The accompanying consolidated financial statements are prepared on a going concern basis in accordance with U.S. GAAP.

 

Evaluation of Substantial Doubt Raised

 

As of December 31, 2025, the Company had $2,545,823 in available cash and cash equivalents. The Company’s accumulated deficit totaled $17,545,337 as of December 31, 2025 and net operating cash outflows of $3,408,749 for the year then ended December 31, 2025.

 

These conditions may raise substantial doubt about the Company's ability to continue as a going concern and therefore the Company approved a plan to improve its available cash balances, liquidity and cash flows generated from operations.

Consideration of Management’s Plan

 

When substantial doubt exists under this methodology, we evaluate whether the mitigating effect of its plans sufficiently alleviates substantial doubt about our ability to continue as a going concern. The mitigating effect of management’s plans, however, is only considered if both (1) it is probable that the plans will be effectively implemented within one year after the date that the financial statements are issued, and (2) it is probable that the plans, when implemented, will mitigate the relevant conditions or events that raise substantial doubt about the entity’s ability to continue as a going concern within one year after the date that these consolidated financial statements are issued.

 

The Company has approved a plan to improve its available cash balances, liquidity and cash flows generated from operations. The Company is prepared to implement the following actions as required by business and market conditions and in the event that the Company does not raise sufficient funds: reducing non-essential expenses to conserve cash and improve its liquidity position and reducing total compensation for senior executives and advisors to strengthen liquidity and to preserve key research and development, commercial and functional roles.

 

Management Assessment of Ability to Continue as a Going Concern

 

The Company has a history of operating losses and negative cash flows from operations. However, despite these conditions, the Company believes management’s plan, as described more fully above, will provide sufficient liquidity to meet its financial obligations and maintain levels of liquidity.

 

Therefore, management concluded this plan alleviate the substantial doubt that was raised about the Company’s ability to continue as a going concern for at least twelve months from the date that the consolidated financial statements were issued.

 

Future Plans and Considerations

 

Although not considered for purposes of the Company’s assessment of whether substantial doubt was alleviated, the Company has plans to improve operating cash flows by seeking to raise additional funds through the issuance of debt and/or equity securities or otherwise.

 

The Company’s plans are subject to inherent risks and uncertainties.

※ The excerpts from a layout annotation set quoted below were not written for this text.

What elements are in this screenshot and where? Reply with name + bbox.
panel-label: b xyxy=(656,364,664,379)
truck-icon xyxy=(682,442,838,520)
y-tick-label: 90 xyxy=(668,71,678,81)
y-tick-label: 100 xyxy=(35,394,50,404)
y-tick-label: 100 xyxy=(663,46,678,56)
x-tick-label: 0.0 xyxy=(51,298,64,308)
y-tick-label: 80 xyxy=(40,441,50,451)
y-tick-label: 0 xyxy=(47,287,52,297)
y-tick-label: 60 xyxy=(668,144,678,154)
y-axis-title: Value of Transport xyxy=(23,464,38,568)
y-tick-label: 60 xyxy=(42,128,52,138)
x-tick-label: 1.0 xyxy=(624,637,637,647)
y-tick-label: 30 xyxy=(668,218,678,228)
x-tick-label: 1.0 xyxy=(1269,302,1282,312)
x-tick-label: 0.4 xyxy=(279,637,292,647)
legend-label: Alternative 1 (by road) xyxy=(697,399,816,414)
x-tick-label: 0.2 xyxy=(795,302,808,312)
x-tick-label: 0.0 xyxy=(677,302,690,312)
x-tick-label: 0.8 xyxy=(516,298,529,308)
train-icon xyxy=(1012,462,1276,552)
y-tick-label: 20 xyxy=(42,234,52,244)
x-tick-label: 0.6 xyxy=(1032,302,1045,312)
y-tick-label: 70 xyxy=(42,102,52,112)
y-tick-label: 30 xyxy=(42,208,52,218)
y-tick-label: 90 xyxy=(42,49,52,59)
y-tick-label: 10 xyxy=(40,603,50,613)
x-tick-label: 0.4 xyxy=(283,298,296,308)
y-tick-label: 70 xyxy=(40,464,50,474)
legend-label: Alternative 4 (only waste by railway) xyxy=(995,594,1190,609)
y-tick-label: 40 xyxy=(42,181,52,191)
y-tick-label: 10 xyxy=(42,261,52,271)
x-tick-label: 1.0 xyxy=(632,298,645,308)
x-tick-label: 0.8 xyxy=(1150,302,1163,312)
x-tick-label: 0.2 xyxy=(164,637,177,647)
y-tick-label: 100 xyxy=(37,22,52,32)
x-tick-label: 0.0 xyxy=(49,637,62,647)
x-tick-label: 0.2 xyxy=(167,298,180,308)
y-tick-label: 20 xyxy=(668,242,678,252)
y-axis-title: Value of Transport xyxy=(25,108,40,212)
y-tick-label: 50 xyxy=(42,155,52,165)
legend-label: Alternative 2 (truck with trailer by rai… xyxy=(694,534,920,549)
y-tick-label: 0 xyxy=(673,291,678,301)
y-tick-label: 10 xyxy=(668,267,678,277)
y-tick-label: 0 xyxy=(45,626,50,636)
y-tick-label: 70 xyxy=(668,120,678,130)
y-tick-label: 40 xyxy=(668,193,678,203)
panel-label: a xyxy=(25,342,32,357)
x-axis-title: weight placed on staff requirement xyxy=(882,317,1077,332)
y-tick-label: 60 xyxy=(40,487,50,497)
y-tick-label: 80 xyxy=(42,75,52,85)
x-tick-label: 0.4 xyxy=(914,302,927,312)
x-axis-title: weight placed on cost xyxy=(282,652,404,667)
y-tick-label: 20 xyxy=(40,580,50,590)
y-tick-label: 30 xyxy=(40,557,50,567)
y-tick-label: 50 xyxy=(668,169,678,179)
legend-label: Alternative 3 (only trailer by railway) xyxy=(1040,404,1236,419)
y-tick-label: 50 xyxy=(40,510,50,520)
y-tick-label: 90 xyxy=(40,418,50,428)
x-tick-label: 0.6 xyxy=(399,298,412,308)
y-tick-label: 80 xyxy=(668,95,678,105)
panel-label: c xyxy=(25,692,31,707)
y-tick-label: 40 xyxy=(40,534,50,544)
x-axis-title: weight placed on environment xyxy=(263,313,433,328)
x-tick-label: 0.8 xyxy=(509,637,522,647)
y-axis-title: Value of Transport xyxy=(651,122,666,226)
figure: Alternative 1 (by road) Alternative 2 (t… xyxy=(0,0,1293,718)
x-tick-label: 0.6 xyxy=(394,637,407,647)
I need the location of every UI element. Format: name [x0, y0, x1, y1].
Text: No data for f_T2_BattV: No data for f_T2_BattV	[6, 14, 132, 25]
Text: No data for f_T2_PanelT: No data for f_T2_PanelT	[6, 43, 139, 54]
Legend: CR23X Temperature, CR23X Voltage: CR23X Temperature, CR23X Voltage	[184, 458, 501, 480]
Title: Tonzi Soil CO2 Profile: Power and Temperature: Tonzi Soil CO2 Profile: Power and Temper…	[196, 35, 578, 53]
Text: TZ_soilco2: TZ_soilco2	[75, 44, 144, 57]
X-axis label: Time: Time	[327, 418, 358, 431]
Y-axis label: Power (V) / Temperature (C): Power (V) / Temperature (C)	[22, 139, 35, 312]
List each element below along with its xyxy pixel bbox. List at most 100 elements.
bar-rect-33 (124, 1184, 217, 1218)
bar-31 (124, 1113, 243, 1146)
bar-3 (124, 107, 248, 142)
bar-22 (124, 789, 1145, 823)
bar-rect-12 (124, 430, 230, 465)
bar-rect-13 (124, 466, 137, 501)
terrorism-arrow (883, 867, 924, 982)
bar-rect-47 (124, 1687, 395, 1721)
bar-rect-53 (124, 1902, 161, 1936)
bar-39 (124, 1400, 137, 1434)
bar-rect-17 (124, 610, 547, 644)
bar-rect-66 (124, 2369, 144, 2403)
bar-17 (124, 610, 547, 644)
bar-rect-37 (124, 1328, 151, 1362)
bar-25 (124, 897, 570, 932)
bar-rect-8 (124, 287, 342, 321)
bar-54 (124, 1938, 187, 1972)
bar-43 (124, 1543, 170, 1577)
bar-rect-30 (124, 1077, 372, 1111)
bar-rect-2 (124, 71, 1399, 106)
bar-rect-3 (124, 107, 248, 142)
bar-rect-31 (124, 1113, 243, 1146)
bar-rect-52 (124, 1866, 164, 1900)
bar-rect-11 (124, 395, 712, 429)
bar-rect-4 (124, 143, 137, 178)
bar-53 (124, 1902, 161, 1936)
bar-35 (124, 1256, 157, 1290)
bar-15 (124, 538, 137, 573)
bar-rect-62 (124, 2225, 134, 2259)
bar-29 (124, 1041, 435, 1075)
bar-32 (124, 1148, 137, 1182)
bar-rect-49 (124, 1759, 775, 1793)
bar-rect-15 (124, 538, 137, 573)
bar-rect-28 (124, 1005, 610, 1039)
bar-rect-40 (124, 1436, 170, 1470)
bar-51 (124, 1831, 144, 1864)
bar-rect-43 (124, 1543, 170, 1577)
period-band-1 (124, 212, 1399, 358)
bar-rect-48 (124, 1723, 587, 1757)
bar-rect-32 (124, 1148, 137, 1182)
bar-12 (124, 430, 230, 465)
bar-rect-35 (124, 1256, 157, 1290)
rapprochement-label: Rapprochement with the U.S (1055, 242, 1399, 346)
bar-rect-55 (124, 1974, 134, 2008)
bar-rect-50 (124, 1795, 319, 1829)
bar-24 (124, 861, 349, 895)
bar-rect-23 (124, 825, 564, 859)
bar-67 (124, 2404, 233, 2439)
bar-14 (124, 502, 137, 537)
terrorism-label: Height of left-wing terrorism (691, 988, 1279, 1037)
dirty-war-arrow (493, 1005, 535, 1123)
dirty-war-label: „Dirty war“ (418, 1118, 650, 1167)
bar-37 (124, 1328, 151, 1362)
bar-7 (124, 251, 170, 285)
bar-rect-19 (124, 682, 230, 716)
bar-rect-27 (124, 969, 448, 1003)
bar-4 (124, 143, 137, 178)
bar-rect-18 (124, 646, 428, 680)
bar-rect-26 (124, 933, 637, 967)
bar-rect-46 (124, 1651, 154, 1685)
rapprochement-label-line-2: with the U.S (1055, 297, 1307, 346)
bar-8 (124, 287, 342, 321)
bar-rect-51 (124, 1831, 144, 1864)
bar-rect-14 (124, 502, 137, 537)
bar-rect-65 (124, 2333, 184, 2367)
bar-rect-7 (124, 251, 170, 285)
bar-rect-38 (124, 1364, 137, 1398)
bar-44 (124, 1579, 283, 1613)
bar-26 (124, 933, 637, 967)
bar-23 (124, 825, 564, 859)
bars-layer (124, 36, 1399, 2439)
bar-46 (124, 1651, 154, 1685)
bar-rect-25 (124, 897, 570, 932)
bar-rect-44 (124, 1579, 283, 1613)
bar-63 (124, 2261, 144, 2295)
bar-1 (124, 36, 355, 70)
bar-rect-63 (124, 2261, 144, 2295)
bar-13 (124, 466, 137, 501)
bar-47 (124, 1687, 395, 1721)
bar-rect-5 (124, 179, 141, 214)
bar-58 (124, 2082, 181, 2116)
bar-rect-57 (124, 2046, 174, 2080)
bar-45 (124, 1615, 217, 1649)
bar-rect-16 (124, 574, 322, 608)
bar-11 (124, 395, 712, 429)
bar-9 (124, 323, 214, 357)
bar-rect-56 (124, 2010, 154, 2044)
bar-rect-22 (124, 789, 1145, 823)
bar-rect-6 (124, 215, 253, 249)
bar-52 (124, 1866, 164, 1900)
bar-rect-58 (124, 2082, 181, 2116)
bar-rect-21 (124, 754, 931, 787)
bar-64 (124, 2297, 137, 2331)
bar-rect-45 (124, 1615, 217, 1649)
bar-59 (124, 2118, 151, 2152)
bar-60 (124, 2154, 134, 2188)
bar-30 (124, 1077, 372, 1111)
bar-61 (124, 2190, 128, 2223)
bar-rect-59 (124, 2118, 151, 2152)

Accordingly, there can be no assurance that the Company’s plans can be effectively implemented and, therefore, that the conditions can be effectively mitigated.

 

Until such time, if ever, that the Company can generate revenue sufficient to achieve profitability, the Company expects to finance its operations through equity or debt financings, which may not be available to the Company on the timing needed or on terms that the Company deems to be favorable. To the extent that the Company raises additional capital through the sale of equity or debt securities, the ownership interest of its shareholders will be diluted. If the Company is unable to maintain sufficient financial resources, its business, financial condition and results of operations will be materially and adversely affected.

 

In the event that the Company is unable to raise sufficient capital, management intends to implement the cost reduction and liquidity plan described above, which are designed to enable the Company to continue its operations and meet its obligations for a period of at least twelve months from the date the consolidated financial statements are issued.